We’ve already seen an illustration of this trend, this week on this blog. During his run for the presidency, Dilbert author Scott Adams promised that:

On day one of my presidency I would form a committee of libertarians to recommend ways to shrink government. But I would require them to describe in detail how the country would look when those government functions disappear. When they finish, I’ll turn over their recommendations to independent economists and other smart people for evaluation. Then I’d open it up for public scrutiny and debate. Then I’d let Bill Clinton decide which reductions in government passed the common sense filter.

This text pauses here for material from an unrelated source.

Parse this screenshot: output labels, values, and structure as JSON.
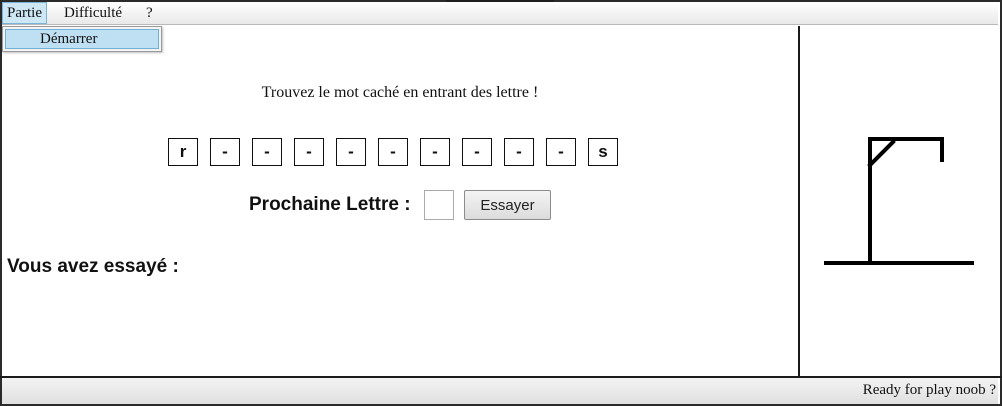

This and similar pronouncements lead James Warner at Open Democracy to ponder whether “technocracy dressed up as libertarianism the natural political home of the engineer?

He explains that:

Adams studied economics at college but spent enough of his career working with engineers to take on their general mindset. In Dilbert’s company, nobody outside the Engineering department has much acquaintance with reality – other departments are dominated or heavily infiltrated by mythical creatures such as trolls or unicorns – and the engineers themselves are at the constant mercy of what Adams calls “random acts of management.”

But warns that:

China is Adams’s best example of an engineer’s utopia – the Soviet Union’s Politburo in the 1980s, incidentally, were also mostly engineers – suggests the limitations of the technocratic approach to politics. If Adams is truly Libertarian, he should see the danger of a government that makes efficiency an end in itself — defined without reference to what people, however irrationally, actually cherish. Adams wants to strip politics of all sideshow passions, noble reasons, and values — but what look to him like bugs in the political system, the majority of people consider to be features.

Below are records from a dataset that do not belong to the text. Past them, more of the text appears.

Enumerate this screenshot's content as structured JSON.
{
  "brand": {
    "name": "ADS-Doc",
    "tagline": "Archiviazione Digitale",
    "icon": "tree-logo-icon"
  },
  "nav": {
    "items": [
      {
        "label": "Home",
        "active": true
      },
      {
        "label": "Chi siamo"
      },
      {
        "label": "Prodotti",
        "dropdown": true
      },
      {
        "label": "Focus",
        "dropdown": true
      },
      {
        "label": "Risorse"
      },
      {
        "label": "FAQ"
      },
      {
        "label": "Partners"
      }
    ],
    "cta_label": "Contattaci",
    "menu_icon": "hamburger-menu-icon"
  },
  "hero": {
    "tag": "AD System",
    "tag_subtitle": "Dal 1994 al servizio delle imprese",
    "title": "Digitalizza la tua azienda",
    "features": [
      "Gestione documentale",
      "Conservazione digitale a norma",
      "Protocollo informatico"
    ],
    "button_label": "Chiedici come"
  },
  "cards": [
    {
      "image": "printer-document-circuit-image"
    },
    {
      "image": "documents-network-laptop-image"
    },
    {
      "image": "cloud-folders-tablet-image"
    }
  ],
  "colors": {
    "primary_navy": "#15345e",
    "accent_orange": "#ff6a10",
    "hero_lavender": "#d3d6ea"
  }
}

I don’t think this is quite right. I don’t think it is technocracy per se that appeals to those with an engineering mindset but ideologies that purport to provide a clear standard by which to evaluate societies. Gambetta and Hertog quote a study of Turkish Islamists finding that:

they entertain a strong belief in the superiority of logical and technical approaches towards societal issues, and see themselves as problem solvers, as “social engineers”, superior to the Kemalist elite of jurists preoccupied with debates on abstract ideas…They assume to know the “one best way” of improving society, and feel therefore entitled to speak in the interests of all.”

It seems that in Scott Adams case economists, engineers and ‘smart people’ substitute for the Qur’an and the findings of radical sharia jurists.


Hat tip: Slate

There is a correlation between physical strength and views on redistribution (in men)

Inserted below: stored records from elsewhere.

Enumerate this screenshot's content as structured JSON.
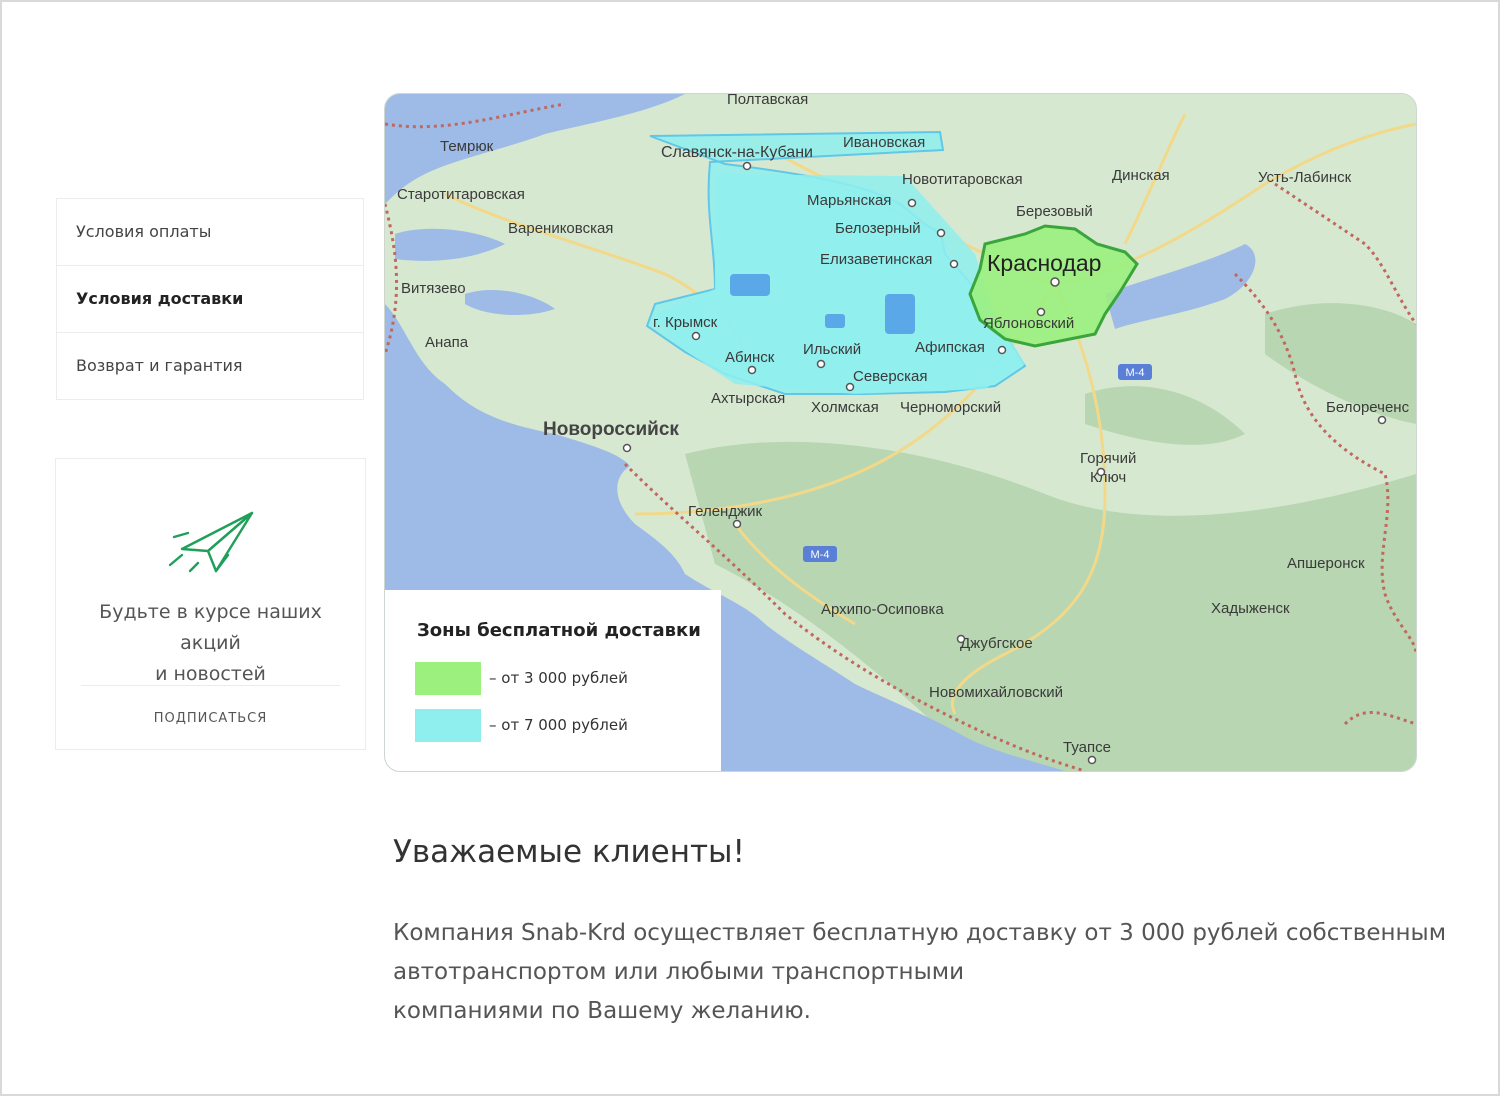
{
  "sidebar": {
    "items": [
      {
        "label": "Условия оплаты",
        "active": false
      },
      {
        "label": "Условия доставки",
        "active": true
      },
      {
        "label": "Возврат и гарантия",
        "active": false
      }
    ]
  },
  "subscribe": {
    "icon": "paper-plane-icon",
    "text_line1": "Будьте в курсе наших акций",
    "text_line2": "и новостей",
    "button_label": "ПОДПИСАТЬСЯ"
  },
  "map": {
    "cities": {
      "poltavskaya": "Полтавская",
      "temryuk": "Темрюк",
      "slavyansk": "Славянск-на-Кубани",
      "ivanovskaya": "Ивановская",
      "novotitarovskaya": "Новотитаровская",
      "dinskaya": "Динская",
      "ust_labinsk": "Усть-Лабинск",
      "starotitarovskaya": "Старотитаровская",
      "marianskaya": "Марьянская",
      "berezovy": "Березовый",
      "varenikovskaya": "Варениковская",
      "belozerny": "Белозерный",
      "elizavetinskaya": "Елизаветинская",
      "krasnodar": "Краснодар",
      "vityazevo": "Витязево",
      "yablonovsky": "Яблоновский",
      "krymsk": "г. Крымск",
      "anapa": "Анапа",
      "abinsk": "Абинск",
      "ilsky": "Ильский",
      "afipskaya": "Афипская",
      "severskaya": "Северская",
      "akhtyrskaya": "Ахтырская",
      "kholmskaya": "Холмская",
      "chernomorsky": "Черноморский",
      "belorechensk": "Белореченс",
      "novorossiysk": "Новороссийск",
      "goryachy_klyuch_1": "Горячий",
      "goryachy_klyuch_2": "Ключ",
      "gelendzhik": "Геленджик",
      "apsheronsk": "Апшеронск",
      "arkhipo": "Архипо-Осиповка",
      "khadyzhensk": "Хадыженск",
      "dzhubga": "Джубгское",
      "novomikhailovsky": "Новомихайловский",
      "tuapse": "Туапсе",
      "m4": "М-4"
    },
    "colors": {
      "land": "#d7e8d1",
      "forest": "#b9d7b3",
      "sea": "#9dbbe6",
      "zone_green": "#9bf07e",
      "zone_cyan": "#8fefef",
      "road": "#f2d98a",
      "border": "#c0675f"
    },
    "legend": {
      "title": "Зоны бесплатной доставки",
      "items": [
        {
          "label": "– от 3 000 рублей",
          "color": "#9bf07e"
        },
        {
          "label": "– от 7 000 рублей",
          "color": "#8fefef"
        }
      ]
    }
  },
  "content": {
    "heading": "Уважаемые клиенты!",
    "para_line1": "Компания Snab-Krd осуществляет бесплатную доставку от 3 000 рублей собственным",
    "para_line2": "автотранспортом или любыми транспортными",
    "para_line3": "компаниями по Вашему желанию."
  }
}
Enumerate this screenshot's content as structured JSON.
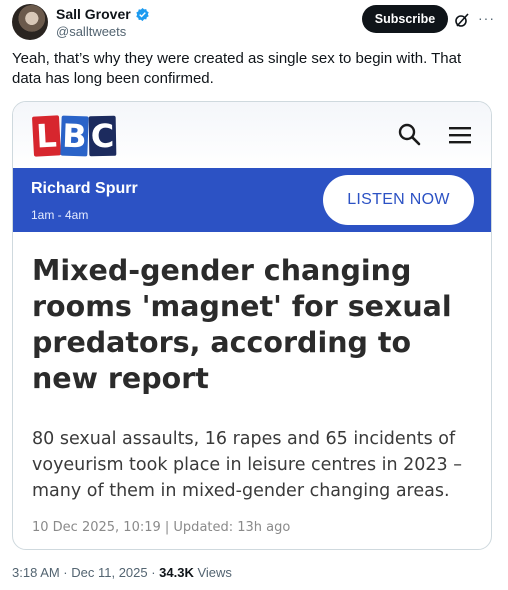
{
  "tweet": {
    "display_name": "Sall Grover",
    "handle": "@salltweets",
    "subscribe_label": "Subscribe",
    "text": "Yeah, that’s why they were created as single sex to begin with. That data has long been confirmed.",
    "timestamp": "3:18 AM · Dec 11, 2025 · ",
    "views_count": "34.3K",
    "views_label": " Views",
    "verified_color": "#1d9bf0"
  },
  "card": {
    "logo_letters": [
      "L",
      "B",
      "C"
    ],
    "radio": {
      "presenter": "Richard Spurr",
      "time": "1am - 4am",
      "listen_label": "LISTEN NOW",
      "bar_color": "#2c52c4"
    },
    "headline": "Mixed-gender changing rooms 'magnet' for sexual predators, according to new report",
    "standfirst": "80 sexual assaults, 16 rapes and 65 incidents of voyeurism took place in leisure centres in 2023 – many of them in mixed-gender changing areas.",
    "dateline": "10 Dec 2025, 10:19 | Updated: 13h ago"
  },
  "icons": {
    "search": "search-icon",
    "menu": "menu-icon",
    "verified": "verified-badge-icon",
    "grok": "grok-icon",
    "more": "more-icon"
  }
}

As the Economist explains:

The two researchers came to this conclusion after looking at 486 Americans, 223 Argentinians and 793 Danes. They collected data on their volunteers’ strength by measuring the circumference of the flexed biceps of an individual’s dominant arm. (Previous work has shown that this is an accurate proxy for strength.) They then measured people’s status with questionnaires about their economic situation. And they determined a person’s support for redistribution by asking the degree to which he or she agreed with statements like: “The wealthy should give more money to those who are worse off”; and “It is not fair that people have to pay taxes to fund welfare programmes.” They also asked about participants’ political ideologies.

Dr Petersen and Dr Sznycer found that, regardless of country of origin or apparent ideology, strong men argued for their self interest: the poor for redistribution, the rich against it. No surprises there. Weaklings, however, were far less inclined to make the case that self-interest suggested they would. Among women, by contrast, strength had no correlation with opinion. Rich women wanted to stay rich; poor women to become so.

This is an example of a depressingly common feature: not only are we not terribly rational about our politics but we’re also unaware of our own irrationality. I mean when did you last hear someone explain their views on the welfare state with reference to their biceps?